In this talk, I will discuss how such aims relate to what is targeted by a conventional mediation analysis, and two ways in which an estimation strategy may be developed that does not rely too heavily on either structural or parametric assumptions about the high-dimensional mediators.

I will illustrate the ideas using an analysis of a dataset taken from the UK Biobank in which the multi-dimensional mediators of genetic associations with Covid-19 hospitalisation are investigated.

Biography: Rhian Daniel is a statistician working at the Division of Population Medicine, Cardiff University.

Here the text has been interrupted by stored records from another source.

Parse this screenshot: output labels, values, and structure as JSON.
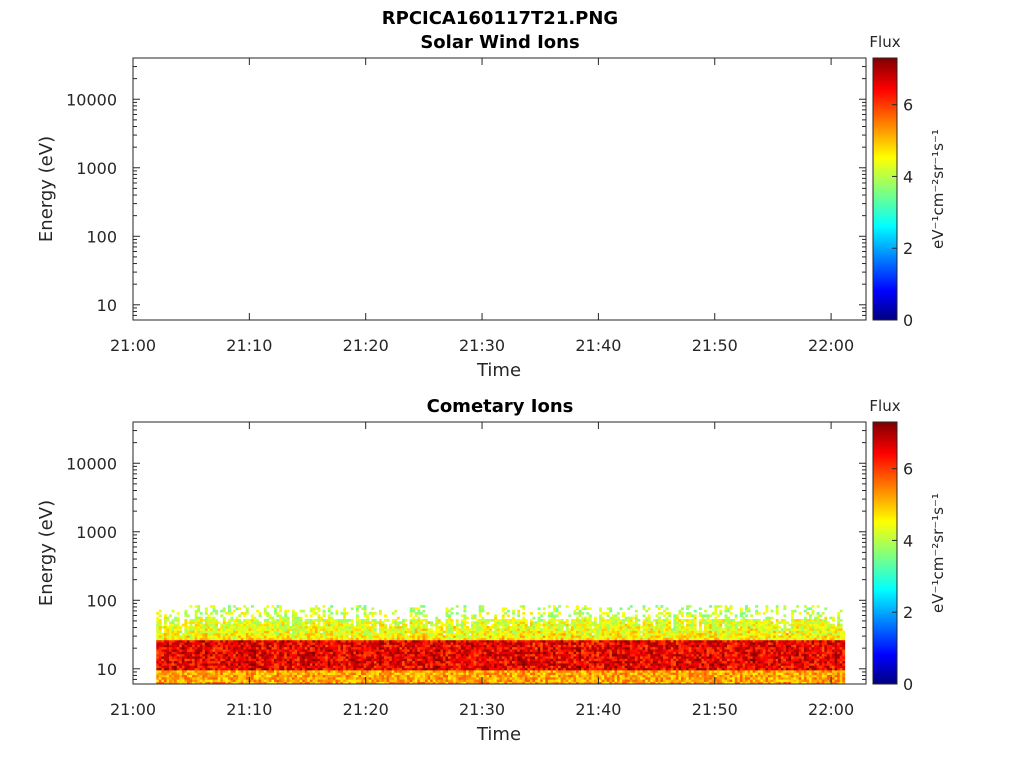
{
  "figure_title": "RPCICA160117T21.PNG",
  "colorbar": {
    "label_top": "Flux",
    "units": "eV⁻¹cm⁻²sr⁻¹s⁻¹",
    "ticks": [
      "0",
      "2",
      "4",
      "6"
    ],
    "range": [
      0,
      7.3
    ],
    "colormap": "jet"
  },
  "chart_data": [
    {
      "type": "heatmap",
      "title": "Solar Wind Ions",
      "xlabel": "Time",
      "ylabel": "Energy (eV)",
      "x_tick_labels": [
        "21:00",
        "21:10",
        "21:20",
        "21:30",
        "21:40",
        "21:50",
        "22:00"
      ],
      "xlim": [
        "21:00",
        "22:03"
      ],
      "y_tick_labels": [
        "10",
        "100",
        "1000",
        "10000"
      ],
      "y_scale": "log",
      "ylim": [
        6,
        40000
      ],
      "data_present": false
    },
    {
      "type": "heatmap",
      "title": "Cometary Ions",
      "xlabel": "Time",
      "ylabel": "Energy (eV)",
      "x_tick_labels": [
        "21:00",
        "21:10",
        "21:20",
        "21:30",
        "21:40",
        "21:50",
        "22:00"
      ],
      "xlim": [
        "21:00",
        "22:03"
      ],
      "y_tick_labels": [
        "10",
        "100",
        "1000",
        "10000"
      ],
      "y_scale": "log",
      "ylim": [
        6,
        40000
      ],
      "data_present": true,
      "data_time_range": [
        "21:02",
        "22:01"
      ],
      "data_energy_range_eV": [
        6,
        85
      ],
      "peak_flux_energy_eV": [
        9,
        25
      ],
      "typical_flux_core": 6.5,
      "typical_flux_fringe": 4
    }
  ]
}
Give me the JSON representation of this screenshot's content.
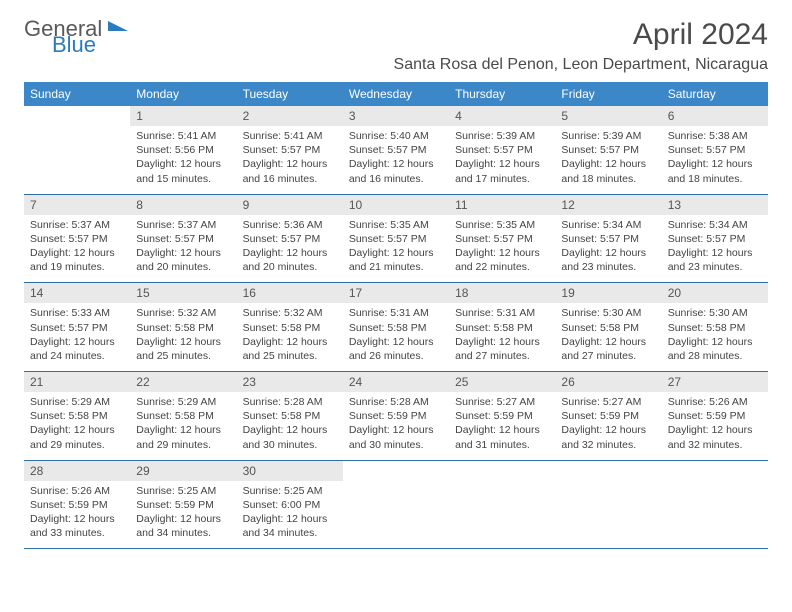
{
  "logo": {
    "text1": "General",
    "text2": "Blue"
  },
  "title": "April 2024",
  "location": "Santa Rosa del Penon, Leon Department, Nicaragua",
  "colors": {
    "header_bg": "#3b87c8",
    "daynum_bg": "#e9e9e9",
    "row_border": "#2f6fa8",
    "logo_blue": "#2b7bbf",
    "text_gray": "#4a4a4a"
  },
  "dow": [
    "Sunday",
    "Monday",
    "Tuesday",
    "Wednesday",
    "Thursday",
    "Friday",
    "Saturday"
  ],
  "weeks": [
    [
      null,
      {
        "n": "1",
        "sr": "5:41 AM",
        "ss": "5:56 PM",
        "dl": "12 hours and 15 minutes."
      },
      {
        "n": "2",
        "sr": "5:41 AM",
        "ss": "5:57 PM",
        "dl": "12 hours and 16 minutes."
      },
      {
        "n": "3",
        "sr": "5:40 AM",
        "ss": "5:57 PM",
        "dl": "12 hours and 16 minutes."
      },
      {
        "n": "4",
        "sr": "5:39 AM",
        "ss": "5:57 PM",
        "dl": "12 hours and 17 minutes."
      },
      {
        "n": "5",
        "sr": "5:39 AM",
        "ss": "5:57 PM",
        "dl": "12 hours and 18 minutes."
      },
      {
        "n": "6",
        "sr": "5:38 AM",
        "ss": "5:57 PM",
        "dl": "12 hours and 18 minutes."
      }
    ],
    [
      {
        "n": "7",
        "sr": "5:37 AM",
        "ss": "5:57 PM",
        "dl": "12 hours and 19 minutes."
      },
      {
        "n": "8",
        "sr": "5:37 AM",
        "ss": "5:57 PM",
        "dl": "12 hours and 20 minutes."
      },
      {
        "n": "9",
        "sr": "5:36 AM",
        "ss": "5:57 PM",
        "dl": "12 hours and 20 minutes."
      },
      {
        "n": "10",
        "sr": "5:35 AM",
        "ss": "5:57 PM",
        "dl": "12 hours and 21 minutes."
      },
      {
        "n": "11",
        "sr": "5:35 AM",
        "ss": "5:57 PM",
        "dl": "12 hours and 22 minutes."
      },
      {
        "n": "12",
        "sr": "5:34 AM",
        "ss": "5:57 PM",
        "dl": "12 hours and 23 minutes."
      },
      {
        "n": "13",
        "sr": "5:34 AM",
        "ss": "5:57 PM",
        "dl": "12 hours and 23 minutes."
      }
    ],
    [
      {
        "n": "14",
        "sr": "5:33 AM",
        "ss": "5:57 PM",
        "dl": "12 hours and 24 minutes."
      },
      {
        "n": "15",
        "sr": "5:32 AM",
        "ss": "5:58 PM",
        "dl": "12 hours and 25 minutes."
      },
      {
        "n": "16",
        "sr": "5:32 AM",
        "ss": "5:58 PM",
        "dl": "12 hours and 25 minutes."
      },
      {
        "n": "17",
        "sr": "5:31 AM",
        "ss": "5:58 PM",
        "dl": "12 hours and 26 minutes."
      },
      {
        "n": "18",
        "sr": "5:31 AM",
        "ss": "5:58 PM",
        "dl": "12 hours and 27 minutes."
      },
      {
        "n": "19",
        "sr": "5:30 AM",
        "ss": "5:58 PM",
        "dl": "12 hours and 27 minutes."
      },
      {
        "n": "20",
        "sr": "5:30 AM",
        "ss": "5:58 PM",
        "dl": "12 hours and 28 minutes."
      }
    ],
    [
      {
        "n": "21",
        "sr": "5:29 AM",
        "ss": "5:58 PM",
        "dl": "12 hours and 29 minutes."
      },
      {
        "n": "22",
        "sr": "5:29 AM",
        "ss": "5:58 PM",
        "dl": "12 hours and 29 minutes."
      },
      {
        "n": "23",
        "sr": "5:28 AM",
        "ss": "5:58 PM",
        "dl": "12 hours and 30 minutes."
      },
      {
        "n": "24",
        "sr": "5:28 AM",
        "ss": "5:59 PM",
        "dl": "12 hours and 30 minutes."
      },
      {
        "n": "25",
        "sr": "5:27 AM",
        "ss": "5:59 PM",
        "dl": "12 hours and 31 minutes."
      },
      {
        "n": "26",
        "sr": "5:27 AM",
        "ss": "5:59 PM",
        "dl": "12 hours and 32 minutes."
      },
      {
        "n": "27",
        "sr": "5:26 AM",
        "ss": "5:59 PM",
        "dl": "12 hours and 32 minutes."
      }
    ],
    [
      {
        "n": "28",
        "sr": "5:26 AM",
        "ss": "5:59 PM",
        "dl": "12 hours and 33 minutes."
      },
      {
        "n": "29",
        "sr": "5:25 AM",
        "ss": "5:59 PM",
        "dl": "12 hours and 34 minutes."
      },
      {
        "n": "30",
        "sr": "5:25 AM",
        "ss": "6:00 PM",
        "dl": "12 hours and 34 minutes."
      },
      null,
      null,
      null,
      null
    ]
  ]
}
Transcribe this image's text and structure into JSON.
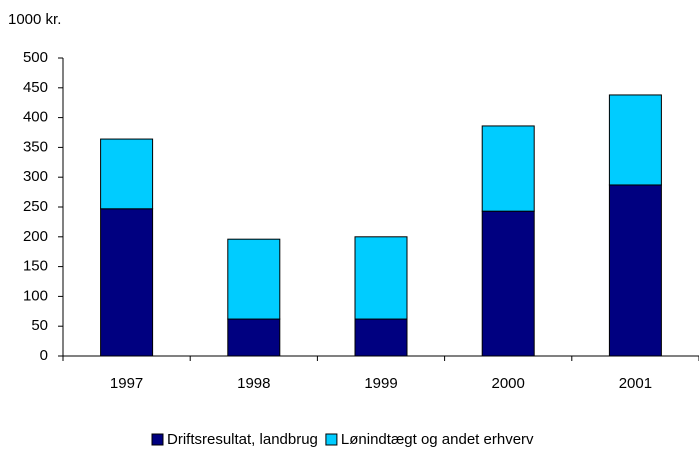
{
  "chart_data": {
    "type": "stacked_bar",
    "y_label": "1000 kr.",
    "categories": [
      "1997",
      "1998",
      "1999",
      "2000",
      "2001"
    ],
    "series": [
      {
        "name": "Driftsresultat, landbrug",
        "color": "#000080",
        "values": [
          247,
          62,
          62,
          243,
          287
        ]
      },
      {
        "name": "Lønindtægt og andet erhverv",
        "color": "#00ccff",
        "values": [
          117,
          134,
          138,
          143,
          151
        ]
      }
    ],
    "ylim": [
      0,
      500
    ],
    "yticks": [
      0,
      50,
      100,
      150,
      200,
      250,
      300,
      350,
      400,
      450,
      500
    ],
    "legend": "bottom"
  }
}
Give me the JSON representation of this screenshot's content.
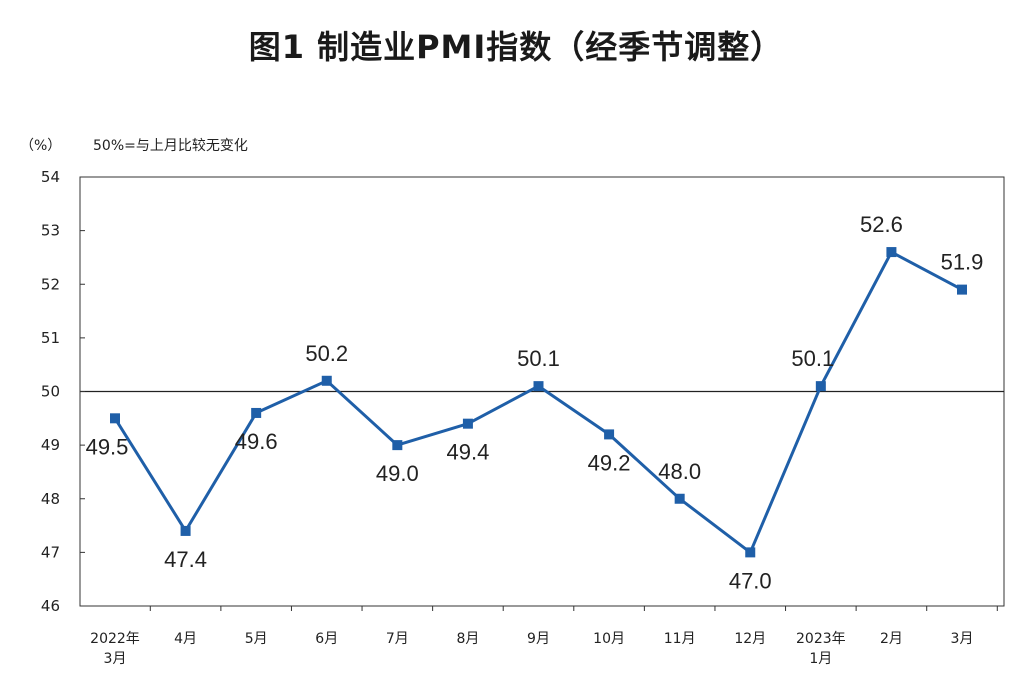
{
  "title": "图1  制造业PMI指数（经季节调整）",
  "chart_data": {
    "type": "line",
    "title": "图1  制造业PMI指数（经季节调整）",
    "unit_label": "（%）",
    "reference_note": "50%=与上月比较无变化",
    "reference_value": 50,
    "ylim": [
      46,
      54
    ],
    "yticks": [
      "46",
      "47",
      "48",
      "49",
      "50",
      "51",
      "52",
      "53",
      "54"
    ],
    "grid": false,
    "categories": [
      [
        "2022年",
        "3月"
      ],
      [
        "4月"
      ],
      [
        "5月"
      ],
      [
        "6月"
      ],
      [
        "7月"
      ],
      [
        "8月"
      ],
      [
        "9月"
      ],
      [
        "10月"
      ],
      [
        "11月"
      ],
      [
        "12月"
      ],
      [
        "2023年",
        "1月"
      ],
      [
        "2月"
      ],
      [
        "3月"
      ]
    ],
    "series": [
      {
        "values": [
          49.5,
          47.4,
          49.6,
          50.2,
          49.0,
          49.4,
          50.1,
          49.2,
          48.0,
          47.0,
          50.1,
          52.6,
          51.9
        ],
        "labels": [
          "49.5",
          "47.4",
          "49.6",
          "50.2",
          "49.0",
          "49.4",
          "50.1",
          "49.2",
          "48.0",
          "47.0",
          "50.1",
          "52.6",
          "51.9"
        ],
        "color": "#1f5fa8"
      }
    ]
  }
}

Her work lies at the intersection of methodology and medical applications, with a particular focus on estimation and inference for causal estimands.

Professor Richard Emsley

Department of Biostatistics & Health Informatics, Institute of Psychiatry, Psychology & Neuroscience, King’s College London ; NIHR Maudsley Biomedical Research Centre

Title: Applications of causal mediation analysis in mental health trials

In this talk, we will consider four specific challenges that can arise when applying causal mediation analysis methods in randomised clinical trials in mental health:

  1. Why intervention-specific measures like therapeutic alliance and fidelity are not mediating variables but should be considered as post-randomisation effect modifiers
  2. How to account for outcomes collected during the intervention window as time-varying confounders of the mediator-outcome relationship using parametric g-formula
  3. Combining adjustment for departures from random allocation and mediation analysis by extending the definition of the causal mediation estimands to include compliance and estimating these using instrumental variable structural equation models
  4. Accounting for differential uptake of components of ‘treatment as usual’, for example, the use of medication in psychosocial intervention trials, by addressing the appropriate question in the context of the estimand framework

We illustrate these issues using applied examples from trials of psychological and digital interventions in people with psychosis.

Biography: Richard is an NIHR Research Professor and Professor of Medical Statistics and Trials Methodology at the Institute of Psychiatry, Psychology and Neuroscience. Before joining King's, he held a personal Chair as Professor of Medical Statistics at The University of Manchester. His research interests are in clinical trials methodology and developing statistical methods for efficacy and mechanisms evaluation using causal inference approaches. The applications of these methods focus on randomised trials of complex interventions in mental health. He is lead of the KCL Trials Methodology Research Group, and co-lead of the Statistical Analysis Working Group in the MRC-NIHR Trials Methodology Research Partnership.